I have a query where I count with a grouping on years. For some of the years there is no items to count and thus no result. I would like to have SPARQL return a count of zero for such years.
I am using the Wikidata Query Service, https://query.wikidata.org, and my present solution is to make a series of values and a union with the actual query. It looks a bit clumsy to me. Is there a better way?
#defaultView:BarChart
select ?year ?number_of_pages ?work_label where {
{
select ?year (sample(?pages) as ?number_of_pages) ?work_label
where {
{
select * where {
values (?year ?pages ?work_label) {
("2000" "0"^^xsd:integer "_")
("2001" "0"^^xsd:integer "_")
("2002" "0"^^xsd:integer "_")
("2003" "0"^^xsd:integer "_")
("2004" "0"^^xsd:integer "_")
("2005" "0"^^xsd:integer "_")
("2006" "0"^^xsd:integer "_")
("2007" "0"^^xsd:integer "_")
("2008" "0"^^xsd:integer "_")
("2009" "0"^^xsd:integer "_")
("2010" "0"^^xsd:integer "_")
("2011" "0"^^xsd:integer "_")
("2012" "0"^^xsd:integer "_")
("2013" "0"^^xsd:integer "_")
("2014" "0"^^xsd:integer "_")
("2015" "0"^^xsd:integer "_")
("2016" "0"^^xsd:integer "_")
}
}
}
union {
?work wdt:P50 wd:Q18921408 .
?work wdt:P1104 ?pages .
?work wdt:P577 ?date .
?work rdfs:label ?long_work_label . filter(lang(?long_work_label) = 'en')

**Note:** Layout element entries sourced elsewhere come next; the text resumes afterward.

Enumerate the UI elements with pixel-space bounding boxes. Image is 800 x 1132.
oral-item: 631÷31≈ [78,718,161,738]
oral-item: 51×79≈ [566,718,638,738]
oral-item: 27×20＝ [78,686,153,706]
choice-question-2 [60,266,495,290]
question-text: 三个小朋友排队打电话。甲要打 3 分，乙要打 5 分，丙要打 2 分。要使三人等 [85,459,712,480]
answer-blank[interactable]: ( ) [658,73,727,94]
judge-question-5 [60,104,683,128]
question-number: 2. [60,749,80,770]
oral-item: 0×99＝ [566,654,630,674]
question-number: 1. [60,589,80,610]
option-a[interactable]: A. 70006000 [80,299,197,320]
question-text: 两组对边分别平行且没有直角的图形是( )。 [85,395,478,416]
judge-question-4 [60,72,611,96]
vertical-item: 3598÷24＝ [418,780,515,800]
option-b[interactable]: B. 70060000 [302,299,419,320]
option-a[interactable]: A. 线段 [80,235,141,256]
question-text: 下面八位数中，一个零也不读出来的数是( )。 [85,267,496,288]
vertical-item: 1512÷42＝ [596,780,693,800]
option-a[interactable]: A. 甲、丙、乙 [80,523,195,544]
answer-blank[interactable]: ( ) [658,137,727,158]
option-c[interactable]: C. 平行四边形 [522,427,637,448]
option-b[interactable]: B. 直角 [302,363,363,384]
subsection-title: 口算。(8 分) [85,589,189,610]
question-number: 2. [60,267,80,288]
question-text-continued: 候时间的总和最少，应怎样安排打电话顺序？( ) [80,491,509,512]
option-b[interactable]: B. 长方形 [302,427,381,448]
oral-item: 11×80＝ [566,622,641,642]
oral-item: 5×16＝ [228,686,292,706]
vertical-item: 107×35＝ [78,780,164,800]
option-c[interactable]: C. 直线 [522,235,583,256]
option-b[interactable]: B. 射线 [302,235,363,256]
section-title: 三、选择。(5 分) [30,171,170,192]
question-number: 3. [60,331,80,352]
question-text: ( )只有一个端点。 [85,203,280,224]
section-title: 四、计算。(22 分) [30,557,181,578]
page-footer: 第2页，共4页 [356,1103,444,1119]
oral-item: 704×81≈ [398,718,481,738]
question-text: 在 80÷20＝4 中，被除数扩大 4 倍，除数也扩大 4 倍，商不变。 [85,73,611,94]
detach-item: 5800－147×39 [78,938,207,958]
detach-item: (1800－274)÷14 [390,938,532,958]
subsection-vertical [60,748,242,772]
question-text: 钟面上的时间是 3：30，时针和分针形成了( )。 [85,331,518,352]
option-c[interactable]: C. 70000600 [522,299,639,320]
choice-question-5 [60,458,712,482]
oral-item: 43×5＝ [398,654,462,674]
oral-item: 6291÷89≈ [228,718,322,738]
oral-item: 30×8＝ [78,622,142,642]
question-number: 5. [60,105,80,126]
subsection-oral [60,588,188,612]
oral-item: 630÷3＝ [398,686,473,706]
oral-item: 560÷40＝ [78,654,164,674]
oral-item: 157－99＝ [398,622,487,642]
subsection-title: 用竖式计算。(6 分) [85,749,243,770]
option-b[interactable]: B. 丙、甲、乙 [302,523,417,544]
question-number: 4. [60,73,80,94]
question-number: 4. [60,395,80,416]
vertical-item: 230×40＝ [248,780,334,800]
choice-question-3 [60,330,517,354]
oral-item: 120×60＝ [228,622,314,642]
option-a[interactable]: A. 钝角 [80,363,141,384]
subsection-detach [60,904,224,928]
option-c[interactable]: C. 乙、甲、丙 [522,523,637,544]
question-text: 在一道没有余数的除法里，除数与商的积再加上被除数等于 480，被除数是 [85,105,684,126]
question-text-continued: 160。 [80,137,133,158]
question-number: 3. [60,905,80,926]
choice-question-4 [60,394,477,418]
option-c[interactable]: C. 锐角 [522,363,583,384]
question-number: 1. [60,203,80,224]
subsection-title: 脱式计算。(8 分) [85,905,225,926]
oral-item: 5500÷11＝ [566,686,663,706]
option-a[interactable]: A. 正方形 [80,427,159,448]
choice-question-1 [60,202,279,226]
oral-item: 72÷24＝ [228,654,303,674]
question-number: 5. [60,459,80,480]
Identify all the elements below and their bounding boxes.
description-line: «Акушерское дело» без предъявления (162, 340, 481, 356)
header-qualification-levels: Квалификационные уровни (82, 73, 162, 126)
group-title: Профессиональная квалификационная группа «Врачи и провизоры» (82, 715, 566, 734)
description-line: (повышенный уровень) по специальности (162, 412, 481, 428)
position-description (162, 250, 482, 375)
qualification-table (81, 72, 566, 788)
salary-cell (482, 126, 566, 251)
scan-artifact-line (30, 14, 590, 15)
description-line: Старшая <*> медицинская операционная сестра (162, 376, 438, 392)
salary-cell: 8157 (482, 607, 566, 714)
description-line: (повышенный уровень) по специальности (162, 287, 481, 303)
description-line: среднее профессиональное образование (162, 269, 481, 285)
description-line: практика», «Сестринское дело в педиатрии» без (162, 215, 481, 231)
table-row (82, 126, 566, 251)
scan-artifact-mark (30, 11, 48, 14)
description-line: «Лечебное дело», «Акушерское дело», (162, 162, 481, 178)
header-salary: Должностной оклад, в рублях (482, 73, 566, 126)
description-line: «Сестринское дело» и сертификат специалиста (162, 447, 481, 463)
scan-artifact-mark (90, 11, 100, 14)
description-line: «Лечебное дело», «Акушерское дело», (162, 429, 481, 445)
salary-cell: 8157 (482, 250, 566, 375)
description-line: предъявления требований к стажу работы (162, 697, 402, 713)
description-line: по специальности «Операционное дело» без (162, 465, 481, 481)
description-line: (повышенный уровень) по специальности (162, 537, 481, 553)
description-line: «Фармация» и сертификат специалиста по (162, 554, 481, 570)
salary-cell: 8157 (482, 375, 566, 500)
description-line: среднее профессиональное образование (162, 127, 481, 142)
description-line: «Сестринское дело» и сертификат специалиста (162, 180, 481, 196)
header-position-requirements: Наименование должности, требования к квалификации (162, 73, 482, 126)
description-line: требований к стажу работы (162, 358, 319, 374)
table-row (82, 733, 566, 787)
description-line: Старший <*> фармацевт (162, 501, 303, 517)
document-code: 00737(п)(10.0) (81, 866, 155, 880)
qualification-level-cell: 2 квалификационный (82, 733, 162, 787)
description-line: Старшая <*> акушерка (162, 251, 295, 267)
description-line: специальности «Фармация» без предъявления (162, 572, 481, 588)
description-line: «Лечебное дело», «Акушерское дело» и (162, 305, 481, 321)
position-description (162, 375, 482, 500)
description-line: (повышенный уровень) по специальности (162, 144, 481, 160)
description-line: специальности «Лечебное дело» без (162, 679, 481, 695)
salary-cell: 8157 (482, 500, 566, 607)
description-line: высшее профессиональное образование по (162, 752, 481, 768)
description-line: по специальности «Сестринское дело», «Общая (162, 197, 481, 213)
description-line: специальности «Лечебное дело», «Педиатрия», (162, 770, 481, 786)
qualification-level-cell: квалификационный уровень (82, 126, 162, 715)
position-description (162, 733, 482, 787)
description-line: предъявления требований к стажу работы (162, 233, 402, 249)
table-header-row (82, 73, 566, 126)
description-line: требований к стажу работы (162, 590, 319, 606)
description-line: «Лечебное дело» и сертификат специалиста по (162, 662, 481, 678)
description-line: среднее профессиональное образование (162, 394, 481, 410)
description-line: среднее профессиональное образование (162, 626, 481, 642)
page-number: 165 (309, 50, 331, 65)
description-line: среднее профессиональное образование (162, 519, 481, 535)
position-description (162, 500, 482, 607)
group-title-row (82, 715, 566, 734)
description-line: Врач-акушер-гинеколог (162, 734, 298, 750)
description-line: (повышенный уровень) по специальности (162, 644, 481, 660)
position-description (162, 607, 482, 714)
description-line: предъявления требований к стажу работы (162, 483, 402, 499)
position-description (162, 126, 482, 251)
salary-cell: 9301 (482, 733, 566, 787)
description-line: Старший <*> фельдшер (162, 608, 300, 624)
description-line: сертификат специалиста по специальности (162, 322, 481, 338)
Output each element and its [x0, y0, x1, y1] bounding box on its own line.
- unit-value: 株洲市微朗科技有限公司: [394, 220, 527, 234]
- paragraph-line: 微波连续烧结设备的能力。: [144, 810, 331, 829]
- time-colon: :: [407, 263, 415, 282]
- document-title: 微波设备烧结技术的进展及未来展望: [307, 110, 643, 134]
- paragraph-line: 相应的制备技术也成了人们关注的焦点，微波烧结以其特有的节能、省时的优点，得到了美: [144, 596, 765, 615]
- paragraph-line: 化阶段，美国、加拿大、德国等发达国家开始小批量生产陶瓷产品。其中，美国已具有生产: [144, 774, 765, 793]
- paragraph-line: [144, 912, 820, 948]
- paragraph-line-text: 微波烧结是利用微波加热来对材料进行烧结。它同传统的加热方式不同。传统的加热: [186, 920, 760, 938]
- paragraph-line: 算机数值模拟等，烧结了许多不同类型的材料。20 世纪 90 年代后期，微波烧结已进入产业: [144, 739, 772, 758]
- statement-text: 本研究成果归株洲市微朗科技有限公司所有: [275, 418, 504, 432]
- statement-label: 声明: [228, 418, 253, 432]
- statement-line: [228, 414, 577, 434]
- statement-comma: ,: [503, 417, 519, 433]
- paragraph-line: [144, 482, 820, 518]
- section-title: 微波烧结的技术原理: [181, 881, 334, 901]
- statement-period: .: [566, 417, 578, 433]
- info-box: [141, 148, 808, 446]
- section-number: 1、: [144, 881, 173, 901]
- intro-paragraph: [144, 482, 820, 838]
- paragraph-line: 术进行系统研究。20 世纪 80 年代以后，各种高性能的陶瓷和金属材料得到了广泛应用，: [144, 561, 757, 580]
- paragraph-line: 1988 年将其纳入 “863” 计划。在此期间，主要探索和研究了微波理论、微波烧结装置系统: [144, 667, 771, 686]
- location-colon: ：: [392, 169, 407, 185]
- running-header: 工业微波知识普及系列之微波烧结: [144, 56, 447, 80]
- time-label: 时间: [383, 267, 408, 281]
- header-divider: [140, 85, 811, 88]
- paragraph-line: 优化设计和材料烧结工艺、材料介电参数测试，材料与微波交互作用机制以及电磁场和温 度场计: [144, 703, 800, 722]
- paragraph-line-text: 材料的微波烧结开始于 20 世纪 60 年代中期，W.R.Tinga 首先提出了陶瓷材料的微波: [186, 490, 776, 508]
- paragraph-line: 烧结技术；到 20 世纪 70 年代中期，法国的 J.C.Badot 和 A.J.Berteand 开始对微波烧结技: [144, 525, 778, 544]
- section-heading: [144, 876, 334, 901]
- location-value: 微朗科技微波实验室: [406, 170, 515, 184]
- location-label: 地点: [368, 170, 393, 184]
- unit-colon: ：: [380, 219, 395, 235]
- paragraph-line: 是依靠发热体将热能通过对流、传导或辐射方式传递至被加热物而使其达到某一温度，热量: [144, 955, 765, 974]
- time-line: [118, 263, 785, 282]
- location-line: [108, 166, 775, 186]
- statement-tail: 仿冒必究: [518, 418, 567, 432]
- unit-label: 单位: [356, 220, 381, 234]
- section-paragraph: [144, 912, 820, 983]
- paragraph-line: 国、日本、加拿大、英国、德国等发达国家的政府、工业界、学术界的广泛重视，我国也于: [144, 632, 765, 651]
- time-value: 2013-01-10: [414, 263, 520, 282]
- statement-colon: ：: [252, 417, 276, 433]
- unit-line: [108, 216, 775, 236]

bind(substr(?long_work_label, 1, 20) as ?work_label)
bind(str(year(?date)) as ?year)
}
}
group by ?year ?work ?work_label
order by ?year
}
}
You don't need so many nested queries. Here is a simple solution:
#defaultView:BarChart
select ?year ?pages ?label
where {
# iterating over years
values ?year {
"2000" "2001" "2002" "2003" "2004" "2005"
"2006" "2007" "2008" "2009" "2010" "2011"
"2012" "2013" "2014" "2015" "2016"
}
# binding defaults
bind( 0 as ?default_pages)
bind("_" as ?default_label)
# if there is a work in the given year, ?work_pages and ?work_label will be bound
optional {
?work wdt:P50 wd:Q18921408;
wdt:P1104 ?work_pages;
wdt:P577 ?work_date.
bind(str(year(?work_date)) as ?year).
?work rdfs:label ?long_work_label.
filter(lang(?long_work_label) = 'en').
bind(substr(?long_work_label, 1, 20) as ?work_label)
}
# either take ?work_pages/label value or default and bind it as the result ?pages/label
bind(coalesce(?work_pages, ?default_pages) as ?pages)
bind(coalesce(?work_label, ?default_label) as ?label)
}
order by ?year
Here is results screenshot:
The key here is the combination of optional
+ bind
/coalesce
. The general pattern is
bind(... as ?default_foo)
optional {
# try to get value ?foo
}
bind(coalesce(?foo, ?default_foo) as ?result_foo)
coalesce
returns the first value that it can (that is bound/evaluates without error). So if the value you tried to get in optional { ... }
is not bound, the default one will be taken and bound as the result. A more verbose way to write it:
bind(if(bound(?foo), ?foo, ?default_foo) as ?result_foo)
But coalesce
is better because you can pass several values in it. In a more complicated query it can be useful: see this example.